Rice varieties can be hybrid, too. Hybrid is required to tackle climate change, drought conditions and so on. Multinational companies are trying to appropriate seed varieties. There is a need to identify and save traditional varieties. There has been a grassroots movement in the state to save these rice varieties but the effort has faced many challenges. .
Information on rice varieties has been passed on word-of-mouth. Scientific research is needed to support this native knowledge. Similar research elsewhere in India has yielded constructive results. The Central Food Technical Research Institute in Thanjavur has done some research but not all of it is in the public domain.

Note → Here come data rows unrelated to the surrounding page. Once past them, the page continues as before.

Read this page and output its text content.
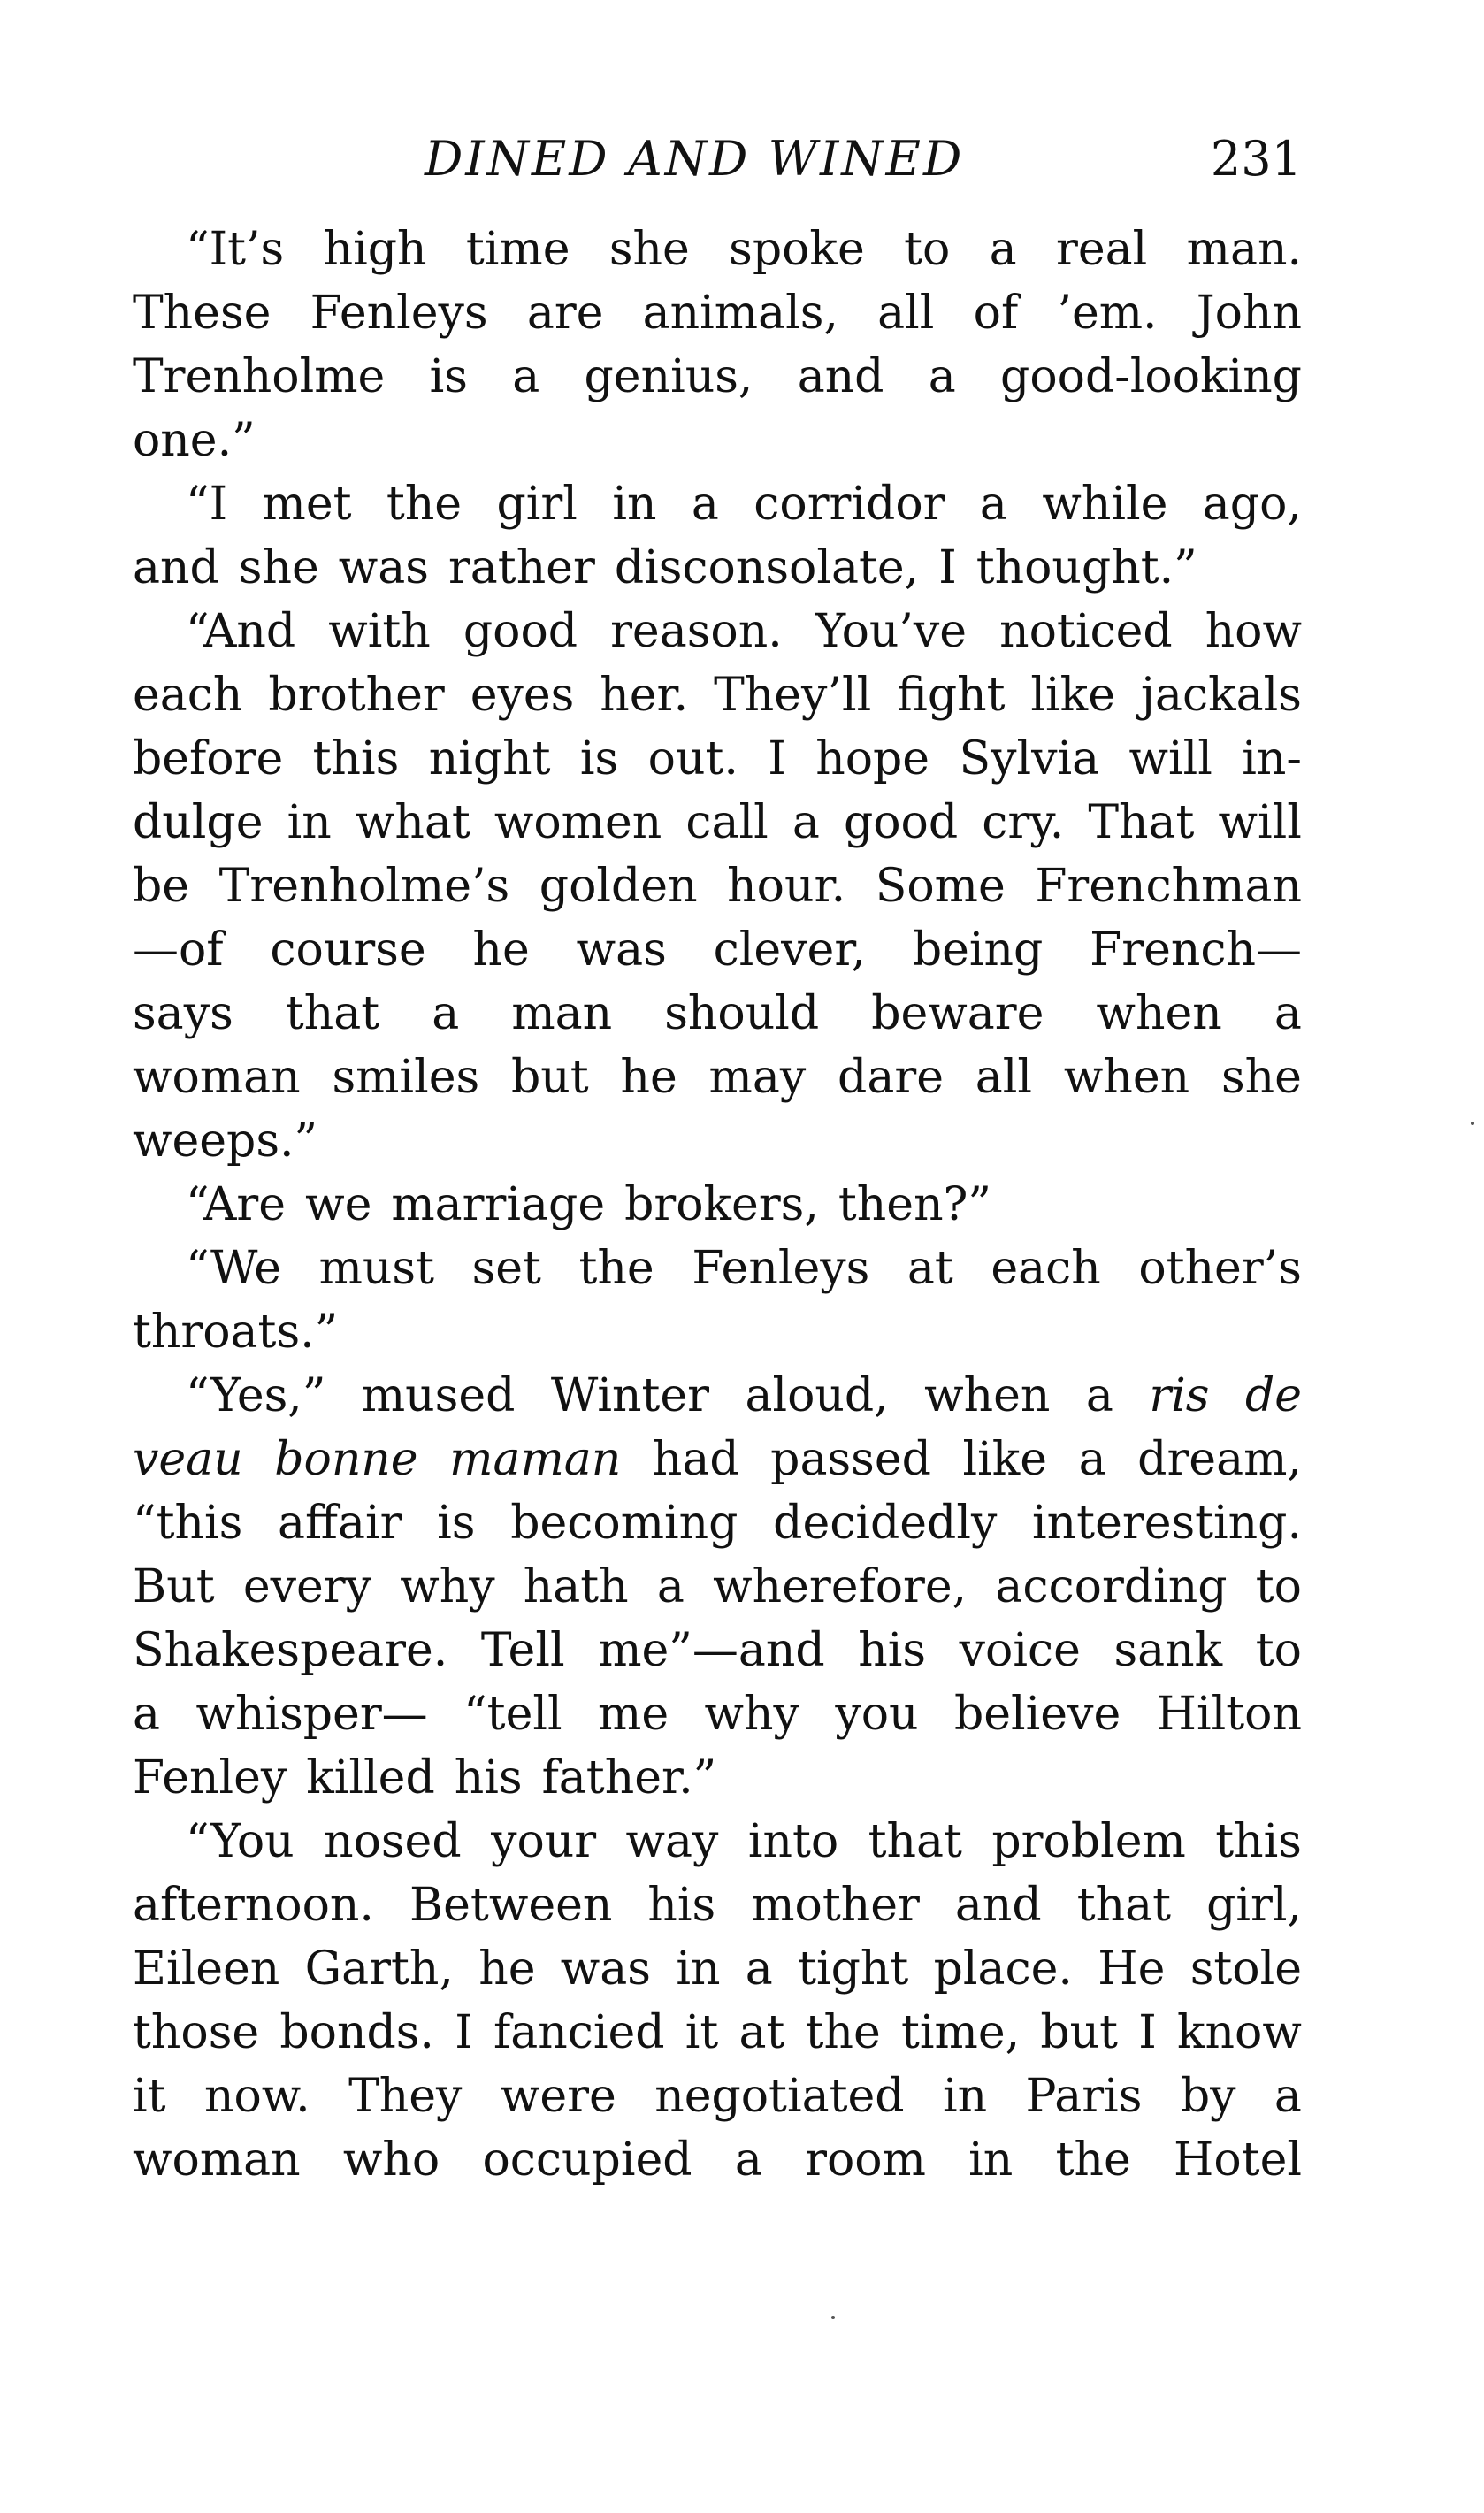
DINED AND WINED	231
“It’s high time she spoke to a real man.
These Fenleys are animals, all of ’em. John
Trenholme is a genius, and a good-looking
one.”
“I met the girl in a corridor a while ago,
and she was rather disconsolate, I thought.”
“And with good reason. You’ve noticed how
each brother eyes her. They’ll fight like jackals
before this night is out. I hope Sylvia will in-
dulge in what women call a good cry. That will
be Trenholme’s golden hour. Some Frenchman
—of course he was clever, being French—
says that a man should beware when a
woman smiles but he may dare all when she
weeps.”
“Are we marriage brokers, then?”
“We must set the Fenleys at each other’s
throats.”
“Yes,” mused Winter aloud, when a ris de
veau bonne maman had passed like a dream,
“this affair is becoming decidedly interesting.
But every why hath a wherefore, according to
Shakespeare. Tell me”—and his voice sank to
a whisper— “tell me why you believe Hilton
Fenley killed his father.”
“You nosed your way into that problem this
afternoon. Between his mother and that girl,
Eileen Garth, he was in a tight place. He stole
those bonds. I fancied it at the time, but I know
it now. They were negotiated in Paris by a
woman who occupied a room in the Hotel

Native wisdom has it that Mappillai Samba leads to more virility. But research is needed to find out if any nutrient support is given by that rice variety that achieves this.
Similarly, Kallundai Samba is supposed to make the body as strong as stone (kallu in Tamil). Thanga Samba is said to enhance skin tone and make it shine like gold (thangam). Karunkuruvai Kadi is used in Siddha medicine. While these have become marketing gimmicks today to sell these rice varieties, what is lacking is good scientific research on the nutrients in these rice varieties.
KaLarpaalai is said to be drought resistant. Arupatham Kuruvai is a short term crop.
Rice varieties have been divided in terms of their nutritional content, medicinal values, cultivation requirements, as well as cooking requirements.
Rice is classified based on consumption needs, too. Mozhikaruppu is native to Tirunelveli and Tenkasi. It’s a thick rice variety and has longer shelf-life once cooked – suited for consumption a day after. Unfortunately, the culture of consuming yesterday’s rice, “pazhaya soru”, has vanished and this rice variety is almost non-existent now.
KavuNi is good for making pudding. But pudding (kaLi) is no more made at homes. These dishes have positive health impacts and the cooking method is important. For instance, while a rice variety may contain Vitamin C the body may not absorb it unless the rice is cooked in a certain way.
The ancient text, Tolkappiam, indicates that pudding should be swallowed, gruel should be drunk, and cooked rice should be munched and eaten. It is important to know in which soil, what type of seed should be sown at what time of the year. What is also important is how the rice is cooked and eaten.
All this genetic wealth, traditional knowledge is at stake now. While we are losing them, multinational companies are trying to appropriate them in the name of patent rights. There is an urgent need now more than ever to save our traditional rice varieties.